= IMO Blog =
Ook Trouw besteedde aandacht aan de nakba-bijeenkomst in De Balie, onder de kop ‘Israël, apartheid en de heiligheid van het land’. Op een ietwat uitdagend toontje schreef Stevo Akkerman:
De timing was niet erg gelukkig, een dag voor Dodenherdenking, maar tegelijkertijd heel accuraat: juist deze week lekte uit dat John Kerry, de Amerikaanse minister van buitenlandse zaken, achter gesloten deuren had gewaarschuwd dat Israël zonder een vredesakkoord met de Palestijnen ‘een apartheidsstaat’ dreigde te worden met ‘tweederangs burgers’.
Israël-liefhebbers ontploften, Republikeinen eisten dat Kerry zou aftreden, en de man zag zich gedwongen zijn woordkeuze publiekelijk te betreuren. Maar hij voegde daar nog wel snel aan toe dat de Israëlische premiers Olmert en Barak ooit precies hetzelfde zeiden.
Mij bracht dat op de gedachte deze column geheel te vullen met citaten van Israëlische of althans Joodse bronnen over de apartheid die voortvloeit uit de bezetting, en pas op het einde de herkomst van de fragmenten duidelijk te maken.
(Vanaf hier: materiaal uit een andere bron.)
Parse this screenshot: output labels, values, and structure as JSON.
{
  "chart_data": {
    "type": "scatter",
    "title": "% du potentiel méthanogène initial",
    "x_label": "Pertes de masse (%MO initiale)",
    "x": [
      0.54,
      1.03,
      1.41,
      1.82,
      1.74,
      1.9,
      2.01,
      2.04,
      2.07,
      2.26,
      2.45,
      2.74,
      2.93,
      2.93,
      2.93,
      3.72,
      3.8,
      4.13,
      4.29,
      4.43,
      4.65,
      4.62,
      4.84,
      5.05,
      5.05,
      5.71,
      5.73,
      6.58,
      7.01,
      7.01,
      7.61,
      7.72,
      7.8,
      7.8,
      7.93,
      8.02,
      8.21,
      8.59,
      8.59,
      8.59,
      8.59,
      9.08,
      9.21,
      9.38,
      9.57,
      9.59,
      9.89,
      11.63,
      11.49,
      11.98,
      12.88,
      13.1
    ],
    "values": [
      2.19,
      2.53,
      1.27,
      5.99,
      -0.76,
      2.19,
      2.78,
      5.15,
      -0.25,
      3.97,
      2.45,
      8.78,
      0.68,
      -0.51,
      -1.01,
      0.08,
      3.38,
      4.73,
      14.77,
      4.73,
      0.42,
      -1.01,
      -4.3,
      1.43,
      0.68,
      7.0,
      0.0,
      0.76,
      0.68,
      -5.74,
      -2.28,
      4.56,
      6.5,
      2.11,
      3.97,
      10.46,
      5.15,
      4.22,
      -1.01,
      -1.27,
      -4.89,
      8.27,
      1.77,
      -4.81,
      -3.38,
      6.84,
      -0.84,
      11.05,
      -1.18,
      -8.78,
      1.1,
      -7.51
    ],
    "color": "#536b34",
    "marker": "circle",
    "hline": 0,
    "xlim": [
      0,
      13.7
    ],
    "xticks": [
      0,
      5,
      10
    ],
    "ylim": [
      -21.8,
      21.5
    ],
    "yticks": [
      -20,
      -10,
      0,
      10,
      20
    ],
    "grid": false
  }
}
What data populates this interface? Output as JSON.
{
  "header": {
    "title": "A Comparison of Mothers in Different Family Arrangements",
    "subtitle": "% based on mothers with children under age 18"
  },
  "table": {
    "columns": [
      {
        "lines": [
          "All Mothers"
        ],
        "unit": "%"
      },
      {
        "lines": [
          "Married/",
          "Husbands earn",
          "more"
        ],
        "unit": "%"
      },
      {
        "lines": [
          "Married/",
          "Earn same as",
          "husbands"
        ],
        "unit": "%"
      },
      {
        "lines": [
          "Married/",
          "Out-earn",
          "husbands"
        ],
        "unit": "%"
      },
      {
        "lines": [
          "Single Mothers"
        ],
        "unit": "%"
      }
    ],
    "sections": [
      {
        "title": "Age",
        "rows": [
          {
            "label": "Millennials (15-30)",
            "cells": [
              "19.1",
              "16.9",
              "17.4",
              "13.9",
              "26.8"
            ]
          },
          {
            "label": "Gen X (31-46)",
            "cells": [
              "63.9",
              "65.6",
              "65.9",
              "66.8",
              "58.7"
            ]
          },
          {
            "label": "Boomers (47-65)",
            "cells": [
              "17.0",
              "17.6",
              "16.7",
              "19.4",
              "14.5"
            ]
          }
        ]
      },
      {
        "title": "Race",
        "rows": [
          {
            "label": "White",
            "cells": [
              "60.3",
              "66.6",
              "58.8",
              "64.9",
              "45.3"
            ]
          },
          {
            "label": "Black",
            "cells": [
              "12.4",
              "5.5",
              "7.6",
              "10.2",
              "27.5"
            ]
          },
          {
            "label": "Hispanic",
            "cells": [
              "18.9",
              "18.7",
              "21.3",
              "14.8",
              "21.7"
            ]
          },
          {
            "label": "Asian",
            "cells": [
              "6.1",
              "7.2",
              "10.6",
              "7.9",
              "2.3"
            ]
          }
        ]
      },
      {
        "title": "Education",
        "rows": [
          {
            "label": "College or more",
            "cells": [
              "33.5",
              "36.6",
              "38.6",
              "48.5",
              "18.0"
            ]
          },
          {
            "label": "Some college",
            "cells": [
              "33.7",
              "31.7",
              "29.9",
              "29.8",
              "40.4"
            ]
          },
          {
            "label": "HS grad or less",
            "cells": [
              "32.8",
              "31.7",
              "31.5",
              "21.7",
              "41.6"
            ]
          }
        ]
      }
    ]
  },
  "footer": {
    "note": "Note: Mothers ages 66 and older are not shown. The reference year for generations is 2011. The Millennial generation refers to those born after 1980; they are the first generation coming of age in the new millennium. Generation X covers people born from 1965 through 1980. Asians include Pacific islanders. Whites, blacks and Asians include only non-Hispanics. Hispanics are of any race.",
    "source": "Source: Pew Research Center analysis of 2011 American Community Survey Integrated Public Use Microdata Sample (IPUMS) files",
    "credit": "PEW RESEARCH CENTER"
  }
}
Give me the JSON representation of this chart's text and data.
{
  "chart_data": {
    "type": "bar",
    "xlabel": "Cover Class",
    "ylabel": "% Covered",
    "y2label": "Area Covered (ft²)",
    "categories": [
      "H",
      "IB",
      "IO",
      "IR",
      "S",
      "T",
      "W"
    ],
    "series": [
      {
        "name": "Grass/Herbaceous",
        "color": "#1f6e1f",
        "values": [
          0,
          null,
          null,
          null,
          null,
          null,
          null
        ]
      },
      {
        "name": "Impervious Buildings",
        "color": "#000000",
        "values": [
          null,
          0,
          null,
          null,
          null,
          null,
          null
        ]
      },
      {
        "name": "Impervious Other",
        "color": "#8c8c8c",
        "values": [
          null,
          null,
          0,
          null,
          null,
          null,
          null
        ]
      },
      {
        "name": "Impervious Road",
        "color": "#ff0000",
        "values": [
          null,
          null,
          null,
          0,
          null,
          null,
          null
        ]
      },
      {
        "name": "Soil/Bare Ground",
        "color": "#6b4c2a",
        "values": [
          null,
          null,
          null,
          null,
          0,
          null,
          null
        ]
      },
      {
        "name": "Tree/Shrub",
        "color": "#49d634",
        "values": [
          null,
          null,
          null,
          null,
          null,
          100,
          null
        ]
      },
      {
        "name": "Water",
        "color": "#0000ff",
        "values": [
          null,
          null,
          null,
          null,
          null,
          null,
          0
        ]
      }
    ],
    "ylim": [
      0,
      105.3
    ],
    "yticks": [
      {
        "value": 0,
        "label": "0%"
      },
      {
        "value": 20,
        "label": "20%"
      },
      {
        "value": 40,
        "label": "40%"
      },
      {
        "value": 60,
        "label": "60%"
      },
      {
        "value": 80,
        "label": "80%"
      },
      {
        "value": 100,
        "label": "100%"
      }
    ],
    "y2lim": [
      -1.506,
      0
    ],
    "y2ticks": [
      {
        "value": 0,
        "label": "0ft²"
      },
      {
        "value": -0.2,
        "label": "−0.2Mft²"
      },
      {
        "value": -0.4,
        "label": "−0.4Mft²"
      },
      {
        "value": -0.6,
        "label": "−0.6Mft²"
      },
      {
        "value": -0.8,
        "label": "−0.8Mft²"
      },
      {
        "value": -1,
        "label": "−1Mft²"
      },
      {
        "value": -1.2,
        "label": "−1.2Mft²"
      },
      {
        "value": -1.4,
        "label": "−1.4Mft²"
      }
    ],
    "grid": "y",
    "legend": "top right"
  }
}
Misschien wat kinderachtig, gaf Akkerman even later toe, maar dat weerhield hem er blijkbaar niet van dit wel zo op te schrijven om zo toch precies hetzelfde punt te maken. De column is inderdaad voor een groot deel gevuld met citaten van Joden, zoals hij zelf zegt, ‘maar daar gaat het dus niet om’. Het gaat er natuurlijk wel om, want als een Jood het zelf zegt dan kun je er niet van beticht worden dat je antisemiet bent door Israel van apartheid te beschuldigen. Je verschuilt je achter wat zij zeggen, om dan alleen nog maar te hoeven inkoppen met de opmerking dat als zoveel vooraanstaande Joden en Israelische leiders het zeggen, het wel moet kloppen. Het is een bekende en ook doorzichtige truc, want er zijn natuurlijk nog veel meer Joden en Israelische leiders die dit niet zeggen en het zelfs tegenspreken. Daarbij maakt het nogal uit wat je precies zegt: dat Israel eventueel later een apartheidsstaat zou dreigen te worden of dat dat nu al (min of meer) het geval is? De Israelische leiders die de vergelijking maakten wilden vooral hun eigen bevolking waarschuwen, dat dat is hoe de wereld hen straks zal zien, en hoe de Palestijnen het zullen ervaren. Vanzelfsprekend meenden Olmert en Barak niet dat Israel nu al een soort van apartheidsstaat is vanwege de bezetting.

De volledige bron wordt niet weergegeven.